I promised a few posts ago I would say more about St Marks Centre for Radical Christianity. The photo is of St Mark's Church, Broomhill in Sheffield. It is remarkable as a large growing church in the Church of England's liberal theological tradition.
St Marks CRC has brought some major speakers to Sheffield who I would not have otherwise heard; they include Marcus Borg, Jonathan Dominic Crossan and Bishop Spong.
These speakers draw up to 400 people from all over the region and indeed the whole country. This means the opportunities to hear them is in the form of 3 lectures in one day. There has never been much oppportunity to interact directly with them. Nevertheless I am grateful for the opportunity to be introduced to these writers and to hear them speak.
CRC contrasts markedly with the Urban Theology Unit, on the other side of the city. UTU has always emphasised the importance of Christian lifestyle over simply reading and studying the writings of others. Its approach is normally called radical theology. This name is somewhat unfortunate these days as radical seems to have become equated with violent. Indeed I gather the name radical was applied to literalist protestant Christians at the time of the Reformation!

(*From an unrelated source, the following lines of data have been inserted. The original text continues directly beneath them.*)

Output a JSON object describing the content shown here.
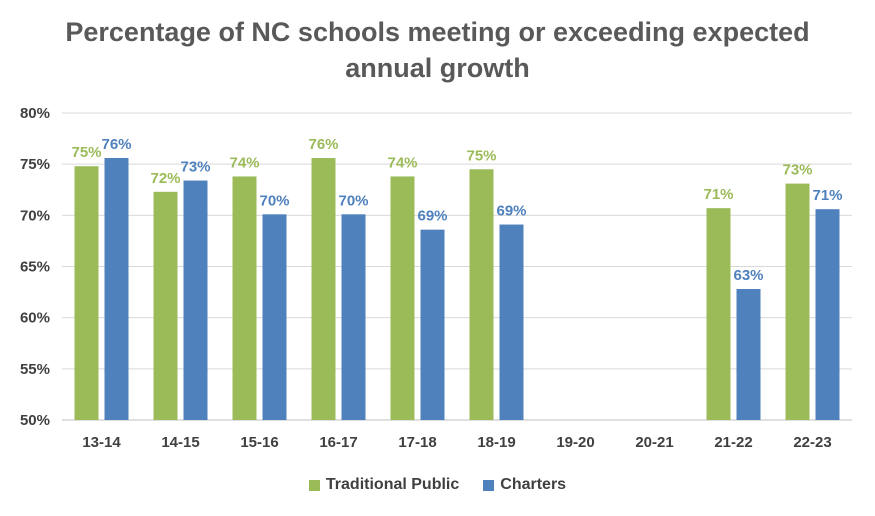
{
  "chart_data": {
    "type": "bar",
    "title": "Percentage of NC schools meeting or exceeding expected annual growth",
    "categories": [
      "13-14",
      "14-15",
      "15-16",
      "16-17",
      "17-18",
      "18-19",
      "19-20",
      "20-21",
      "21-22",
      "22-23"
    ],
    "series": [
      {
        "name": "Traditional Public",
        "color": "#9BBB59",
        "values": [
          74.8,
          72.3,
          73.8,
          75.6,
          73.8,
          74.5,
          null,
          null,
          70.7,
          73.1
        ],
        "labels": [
          "75%",
          "72%",
          "74%",
          "76%",
          "74%",
          "75%",
          "",
          "",
          "71%",
          "73%"
        ]
      },
      {
        "name": "Charters",
        "color": "#4F81BD",
        "values": [
          75.6,
          73.4,
          70.1,
          70.1,
          68.6,
          69.1,
          null,
          null,
          62.8,
          70.6
        ],
        "labels": [
          "76%",
          "73%",
          "70%",
          "70%",
          "69%",
          "69%",
          "",
          "",
          "63%",
          "71%"
        ]
      }
    ],
    "ylim": [
      50,
      80
    ],
    "yticks": [
      "50%",
      "55%",
      "60%",
      "65%",
      "70%",
      "75%",
      "80%"
    ],
    "grid": true,
    "legend_position": "bottom"
  }
}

Liberal theology is a species of literal reading of scripture where the task is to use critical methods to show that the texts were intended never to be take literally. Classic liberal theology seems to be locked in endless debates with fundamentalists about whether or not Jesus walked on water or whether demons exist. The complaint in the 60s, during the Honest to God debates, that the clergy believed what they were taught about biblical criticism in college but preached a traditional literalist interpretation of the faith is still very much alive today. Modern liberalism is perhaps best found in the writings of Dion Cupitt and his Sea of Faith network. It is marked by a rejection of what Cupitt calls supernaturalism. This seems to be a dominant theological stream at the CRC.
UTU took its approach from liberation theology in Latin America during the 1970s. It's priorities are solidarity with the oppressed and a recognition that theology is lived and so not the sole preserve of academic theologians. It does not question whether or not Jesus walked on water but asks what the story means in the context we live in here and now.
So, these approaches are often confused and the words used interchangeably. CRC seems to be something of a spectator sport compared with UTU. I have found CRC immensely helpful and stimulating but also frustrating. Once bitten by UTU's approach it is difficult to shake it off.